We all remember where we were on that morning when we first heard the news of planes flying into the Twin Towers.
Elizabeth St. Philip was a young CTV news producer at the time. “I came in and there were a bunch of journalists crowded around a television monitor, looking at the World Trade Centre. A plane had flown into one of the towers, and we thought it was an accident,” she recounts. “Then, on live TV, another plane hit and people were in shock.”
Like most of us glued to the screen that day, St. Philip also remembers the look on President George Bush’s face when he first heard the news.
Bush was sitting in a classroom at Florida’s Booker Elementary School, listening to second graders show off their reading skills. While the young children proudly recited words that their teacher Ms. Kay Daniels held up, a secret service agent leaned into Bush’s ear, whispered something, and his face dropped. It was caught on camera and shared to the world over and over.
FILE – In this Tuesday, Sept. 11, 2001 file photo, Chief of Staff Andy Card whispers into the ear of President George W. Bush to give him word of the plane crashes at the World Trade Center, during a visit to the Emma E. Booker Elementary School in Sarasota, Fla. (AP Photo/Doug Mills)
The Hot Docs film 9/11 Kids rewinds to that very moment. For the children in that classroom, the day was supposed to be about celebrating their impressive reading skills. Their clothes were pressed, their hair done nicely, it was a room full of smiles. And it wasn’t just the kids who were exuberant, teachers, parents, and the entire community was buzzing with excitement. It was a very big deal for any school to have the president visit, but especially so for Booker Elementary, a school in Sarasota’s poorest district, with many of the students coming from vulnerable homes, their families facing numerous struggles.
St. Philip and crew wanted to show their story.”That day has been analyzed and dissected by historians, news correspondents, but I don’t think we’ve ever explored the story of the kids. It’s a story that hasn’t been told before,” says the filmmaker, who was curious to see how that day impacted them. “They are in their mid-twenties now, making their mark on the world, they’re making mistakes, it’s an interesting time to check in.”
When she began getting to know the subjects, St. Philip realized that while they shared a high-impact experience in their childhood, it is systemic discrimination that becomes the biggest theme in the documentary. “They are all connected, because they were in that class, and they have vivid memories of that day, but it didn’t really impact their lives today. They are more concerned with their day-to-day struggles: making ends meet, staying out of prison.”
Similar to 9/11, we are living through a moment of time right now where life will never be the same. Like Sept 11th, 2001, when we refer to this period of time in the future, we will describe events as pre-pandemic or post-pandemic—our course forever altered by it. In this sense, it’s an interesting time to watch 9/11 Kids. But this incredibly compelling documentary is also poignant because right now, as we live through this crisis, we’re able to see gaps and inequities in our society more clearly. “COVID-19 is a global pandemic that highlights a lot of inequalities in our society, in a very stark and big way.

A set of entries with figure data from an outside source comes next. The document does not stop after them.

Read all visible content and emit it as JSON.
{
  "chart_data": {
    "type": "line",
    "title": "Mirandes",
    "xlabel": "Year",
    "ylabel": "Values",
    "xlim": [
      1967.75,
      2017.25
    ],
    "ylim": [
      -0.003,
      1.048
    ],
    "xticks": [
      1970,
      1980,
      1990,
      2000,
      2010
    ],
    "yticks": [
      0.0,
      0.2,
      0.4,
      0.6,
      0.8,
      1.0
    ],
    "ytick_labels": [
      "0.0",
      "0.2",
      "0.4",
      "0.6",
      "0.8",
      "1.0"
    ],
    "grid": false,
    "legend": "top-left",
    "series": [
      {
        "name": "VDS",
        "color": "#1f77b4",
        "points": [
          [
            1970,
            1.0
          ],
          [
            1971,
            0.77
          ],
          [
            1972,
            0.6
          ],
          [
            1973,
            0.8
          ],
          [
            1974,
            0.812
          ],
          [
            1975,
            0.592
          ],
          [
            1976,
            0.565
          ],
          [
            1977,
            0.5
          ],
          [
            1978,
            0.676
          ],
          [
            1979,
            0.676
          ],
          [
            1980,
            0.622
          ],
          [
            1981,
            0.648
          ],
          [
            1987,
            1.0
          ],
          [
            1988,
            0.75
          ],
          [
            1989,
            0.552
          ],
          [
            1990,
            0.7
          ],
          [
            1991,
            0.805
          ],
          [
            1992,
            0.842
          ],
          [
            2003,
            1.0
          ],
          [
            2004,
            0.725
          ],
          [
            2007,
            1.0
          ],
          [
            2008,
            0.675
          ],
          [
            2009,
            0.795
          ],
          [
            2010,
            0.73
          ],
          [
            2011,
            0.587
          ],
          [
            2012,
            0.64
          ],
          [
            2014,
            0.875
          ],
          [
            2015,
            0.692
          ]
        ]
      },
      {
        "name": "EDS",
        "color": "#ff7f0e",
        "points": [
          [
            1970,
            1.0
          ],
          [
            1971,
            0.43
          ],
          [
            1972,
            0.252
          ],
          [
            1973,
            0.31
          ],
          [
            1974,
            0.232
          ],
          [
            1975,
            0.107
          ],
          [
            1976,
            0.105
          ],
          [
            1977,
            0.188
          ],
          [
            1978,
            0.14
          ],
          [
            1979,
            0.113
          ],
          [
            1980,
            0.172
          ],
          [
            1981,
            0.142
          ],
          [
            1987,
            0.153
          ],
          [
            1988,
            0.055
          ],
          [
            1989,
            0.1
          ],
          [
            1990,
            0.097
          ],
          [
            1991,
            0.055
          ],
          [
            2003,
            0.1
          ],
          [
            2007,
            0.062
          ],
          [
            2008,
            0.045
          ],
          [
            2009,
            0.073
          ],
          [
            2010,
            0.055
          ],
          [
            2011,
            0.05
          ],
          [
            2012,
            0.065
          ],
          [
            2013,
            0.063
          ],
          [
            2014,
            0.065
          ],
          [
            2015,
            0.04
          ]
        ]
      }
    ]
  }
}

I think the documentary, although not about the pandemic, shows the struggles of the person who doesn’t come from means, and how difficult it is to get ahead in life.”
PJD11A Sarasota, Florida, USA. 31st July, 2002. Almost 1 year after September 11, 2001, the former second grade class from 2001 of Ms. Kay Daniels at Emma E. Booker Elementary School has a reunion. This was the class President George Bush was reading to when he heard about the attack on the twin towers. These are her former students on their first day of school going into the third grade. Picture taken on first day of school. July 31st, 2002. (Jessica Mann/Orlando Sentinel)

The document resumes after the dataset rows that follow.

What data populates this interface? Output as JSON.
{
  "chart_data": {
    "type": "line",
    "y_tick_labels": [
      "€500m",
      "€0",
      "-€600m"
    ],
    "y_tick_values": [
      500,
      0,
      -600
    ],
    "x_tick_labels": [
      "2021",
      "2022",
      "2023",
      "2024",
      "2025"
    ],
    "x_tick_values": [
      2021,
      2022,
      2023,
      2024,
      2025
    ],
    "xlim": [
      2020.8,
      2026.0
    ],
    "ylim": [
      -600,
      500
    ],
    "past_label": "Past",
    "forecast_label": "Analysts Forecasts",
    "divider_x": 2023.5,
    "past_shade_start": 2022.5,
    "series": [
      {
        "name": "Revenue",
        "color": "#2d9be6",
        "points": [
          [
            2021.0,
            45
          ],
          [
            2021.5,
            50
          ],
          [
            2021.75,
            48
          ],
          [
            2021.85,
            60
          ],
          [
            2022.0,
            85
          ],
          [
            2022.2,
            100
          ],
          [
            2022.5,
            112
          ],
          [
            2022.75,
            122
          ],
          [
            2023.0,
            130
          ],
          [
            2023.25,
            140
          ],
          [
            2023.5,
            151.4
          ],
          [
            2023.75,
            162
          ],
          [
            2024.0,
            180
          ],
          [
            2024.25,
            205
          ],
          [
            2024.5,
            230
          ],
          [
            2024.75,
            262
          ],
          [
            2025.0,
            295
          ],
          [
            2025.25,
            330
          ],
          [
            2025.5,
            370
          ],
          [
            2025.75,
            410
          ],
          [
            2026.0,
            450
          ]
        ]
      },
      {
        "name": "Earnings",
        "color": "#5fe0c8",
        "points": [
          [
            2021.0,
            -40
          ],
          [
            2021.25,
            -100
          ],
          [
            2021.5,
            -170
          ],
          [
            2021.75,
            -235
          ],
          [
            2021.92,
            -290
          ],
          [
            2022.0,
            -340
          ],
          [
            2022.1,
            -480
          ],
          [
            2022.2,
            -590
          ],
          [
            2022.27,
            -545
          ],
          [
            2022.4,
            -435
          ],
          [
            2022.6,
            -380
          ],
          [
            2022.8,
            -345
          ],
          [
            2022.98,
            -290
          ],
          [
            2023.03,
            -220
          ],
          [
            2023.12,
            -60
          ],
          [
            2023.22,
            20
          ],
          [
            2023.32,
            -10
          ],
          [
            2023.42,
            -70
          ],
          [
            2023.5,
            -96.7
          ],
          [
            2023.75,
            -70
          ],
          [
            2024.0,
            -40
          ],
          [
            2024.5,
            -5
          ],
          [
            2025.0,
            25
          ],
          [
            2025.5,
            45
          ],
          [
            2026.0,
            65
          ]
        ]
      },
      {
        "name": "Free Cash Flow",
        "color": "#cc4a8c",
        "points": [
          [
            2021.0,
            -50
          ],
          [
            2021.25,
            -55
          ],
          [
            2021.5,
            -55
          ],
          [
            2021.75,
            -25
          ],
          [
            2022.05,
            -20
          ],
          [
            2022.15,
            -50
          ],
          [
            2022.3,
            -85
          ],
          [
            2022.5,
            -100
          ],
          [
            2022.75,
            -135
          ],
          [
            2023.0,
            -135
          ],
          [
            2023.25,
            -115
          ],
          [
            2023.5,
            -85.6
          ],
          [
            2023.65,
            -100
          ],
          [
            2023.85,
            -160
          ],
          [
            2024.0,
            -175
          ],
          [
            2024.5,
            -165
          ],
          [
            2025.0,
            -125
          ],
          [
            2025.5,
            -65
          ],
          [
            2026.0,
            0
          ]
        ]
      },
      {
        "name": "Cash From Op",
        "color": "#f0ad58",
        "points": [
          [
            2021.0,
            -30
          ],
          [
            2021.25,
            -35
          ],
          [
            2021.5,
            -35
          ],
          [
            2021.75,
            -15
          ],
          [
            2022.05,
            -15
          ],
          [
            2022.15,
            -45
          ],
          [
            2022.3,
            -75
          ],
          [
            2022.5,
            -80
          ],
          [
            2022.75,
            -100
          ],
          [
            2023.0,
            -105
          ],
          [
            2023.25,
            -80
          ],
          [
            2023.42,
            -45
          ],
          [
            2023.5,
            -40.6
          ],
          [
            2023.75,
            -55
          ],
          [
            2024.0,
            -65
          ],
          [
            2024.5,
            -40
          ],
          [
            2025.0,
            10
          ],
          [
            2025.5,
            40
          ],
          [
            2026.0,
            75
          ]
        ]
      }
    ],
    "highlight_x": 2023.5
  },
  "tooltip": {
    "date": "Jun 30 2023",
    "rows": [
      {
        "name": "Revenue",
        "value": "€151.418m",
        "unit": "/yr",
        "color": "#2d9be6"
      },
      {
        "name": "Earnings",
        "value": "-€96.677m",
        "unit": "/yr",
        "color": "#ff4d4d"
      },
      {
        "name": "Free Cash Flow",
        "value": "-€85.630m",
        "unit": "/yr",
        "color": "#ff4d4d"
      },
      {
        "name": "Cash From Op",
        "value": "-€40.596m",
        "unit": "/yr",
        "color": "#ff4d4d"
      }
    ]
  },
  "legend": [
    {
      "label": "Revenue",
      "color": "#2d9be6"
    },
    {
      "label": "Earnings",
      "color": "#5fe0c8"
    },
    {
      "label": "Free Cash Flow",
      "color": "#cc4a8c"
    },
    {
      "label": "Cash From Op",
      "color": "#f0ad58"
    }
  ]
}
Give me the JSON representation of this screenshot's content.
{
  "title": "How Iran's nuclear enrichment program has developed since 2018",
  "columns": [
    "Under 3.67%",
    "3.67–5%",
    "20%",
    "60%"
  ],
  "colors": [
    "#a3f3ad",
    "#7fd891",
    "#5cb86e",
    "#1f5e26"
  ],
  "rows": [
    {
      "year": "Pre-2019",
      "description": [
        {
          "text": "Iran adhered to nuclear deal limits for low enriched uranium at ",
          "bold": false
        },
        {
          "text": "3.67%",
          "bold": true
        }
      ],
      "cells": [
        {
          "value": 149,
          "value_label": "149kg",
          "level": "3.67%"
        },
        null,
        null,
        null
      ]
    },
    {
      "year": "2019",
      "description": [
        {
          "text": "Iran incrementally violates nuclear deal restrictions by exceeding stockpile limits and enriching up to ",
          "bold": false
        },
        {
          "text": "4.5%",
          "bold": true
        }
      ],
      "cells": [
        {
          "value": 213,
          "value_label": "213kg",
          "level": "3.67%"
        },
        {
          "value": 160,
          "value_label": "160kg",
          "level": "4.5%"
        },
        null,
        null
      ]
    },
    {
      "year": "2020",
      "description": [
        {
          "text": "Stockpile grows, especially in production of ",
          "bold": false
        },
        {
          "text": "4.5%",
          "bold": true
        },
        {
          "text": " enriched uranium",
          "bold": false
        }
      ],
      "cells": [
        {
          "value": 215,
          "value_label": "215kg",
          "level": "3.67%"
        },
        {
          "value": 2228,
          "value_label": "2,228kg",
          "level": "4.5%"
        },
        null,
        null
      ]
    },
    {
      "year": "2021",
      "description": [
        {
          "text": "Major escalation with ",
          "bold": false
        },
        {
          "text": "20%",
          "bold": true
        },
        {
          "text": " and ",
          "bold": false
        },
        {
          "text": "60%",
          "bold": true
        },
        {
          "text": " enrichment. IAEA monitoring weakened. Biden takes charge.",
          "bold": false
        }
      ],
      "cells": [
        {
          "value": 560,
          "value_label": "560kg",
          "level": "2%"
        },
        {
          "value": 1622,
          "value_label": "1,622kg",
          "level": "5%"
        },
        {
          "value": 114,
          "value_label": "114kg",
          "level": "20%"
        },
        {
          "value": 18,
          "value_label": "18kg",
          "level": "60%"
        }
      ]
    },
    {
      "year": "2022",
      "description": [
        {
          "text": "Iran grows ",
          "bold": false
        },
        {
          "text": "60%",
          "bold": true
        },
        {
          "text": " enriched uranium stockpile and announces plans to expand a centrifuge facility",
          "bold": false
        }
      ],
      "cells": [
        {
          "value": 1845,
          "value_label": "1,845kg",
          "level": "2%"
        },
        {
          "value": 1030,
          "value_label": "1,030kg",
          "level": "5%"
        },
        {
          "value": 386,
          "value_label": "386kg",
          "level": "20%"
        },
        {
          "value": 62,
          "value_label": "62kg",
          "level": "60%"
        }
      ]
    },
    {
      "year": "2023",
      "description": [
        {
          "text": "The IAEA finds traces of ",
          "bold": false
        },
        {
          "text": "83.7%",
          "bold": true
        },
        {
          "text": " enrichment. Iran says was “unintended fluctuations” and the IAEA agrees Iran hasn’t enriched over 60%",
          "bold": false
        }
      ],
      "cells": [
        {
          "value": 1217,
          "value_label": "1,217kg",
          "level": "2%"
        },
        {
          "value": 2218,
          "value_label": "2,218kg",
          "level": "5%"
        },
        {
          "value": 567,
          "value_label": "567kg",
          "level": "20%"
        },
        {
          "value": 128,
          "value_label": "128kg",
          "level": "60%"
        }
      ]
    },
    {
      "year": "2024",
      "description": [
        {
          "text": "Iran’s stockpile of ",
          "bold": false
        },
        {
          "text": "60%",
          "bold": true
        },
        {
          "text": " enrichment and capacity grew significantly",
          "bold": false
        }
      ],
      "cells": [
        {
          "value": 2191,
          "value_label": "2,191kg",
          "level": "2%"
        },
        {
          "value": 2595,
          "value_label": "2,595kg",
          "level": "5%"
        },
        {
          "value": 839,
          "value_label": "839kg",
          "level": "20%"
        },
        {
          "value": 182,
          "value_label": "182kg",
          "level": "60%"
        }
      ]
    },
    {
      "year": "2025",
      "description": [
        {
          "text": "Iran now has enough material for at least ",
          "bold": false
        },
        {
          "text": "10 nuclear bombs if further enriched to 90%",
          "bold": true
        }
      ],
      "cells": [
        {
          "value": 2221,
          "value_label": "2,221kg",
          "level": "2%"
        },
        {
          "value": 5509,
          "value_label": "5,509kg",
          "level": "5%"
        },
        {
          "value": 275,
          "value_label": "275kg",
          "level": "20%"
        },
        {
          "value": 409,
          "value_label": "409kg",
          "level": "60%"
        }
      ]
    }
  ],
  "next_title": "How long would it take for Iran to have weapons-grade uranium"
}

Their magnificent grade two teacher, Kay Daniels, instilled a lot of hope in her students, always encouraging them to hold on when life gets tough. For many of her pupils, it’s a line that has helped them pull through the toughest of times, and continues to do so. If anything, this documentary reveals how much influence she had on their lives, at such a young age, arguably making more of an impact than the actual events of that day in 2001. But while she helped them believe in themselves, and shined a light on their talents, for many of her students, the deck was always stacked against them.
There is a lot of discussion devoted to the ‘American Dream’ in 9/11 Kids. For St. Philip what that phrase should mean is equal opportunities for success, for self actualization. But that’s not the reality. “America is not an equal playing field. Your parents, your neighbourhood, your access to education, affordable healthcare—all those things impact whether or not you will succeed. I won’t say that the American Dream is dead, but it’s on life support.”
9/11 Kids will premiere at Hot Docs on Thursday, April 23 at 8pm est via CBC’s Hot Docs at Home initiative on the documentary channel and CBC Gem.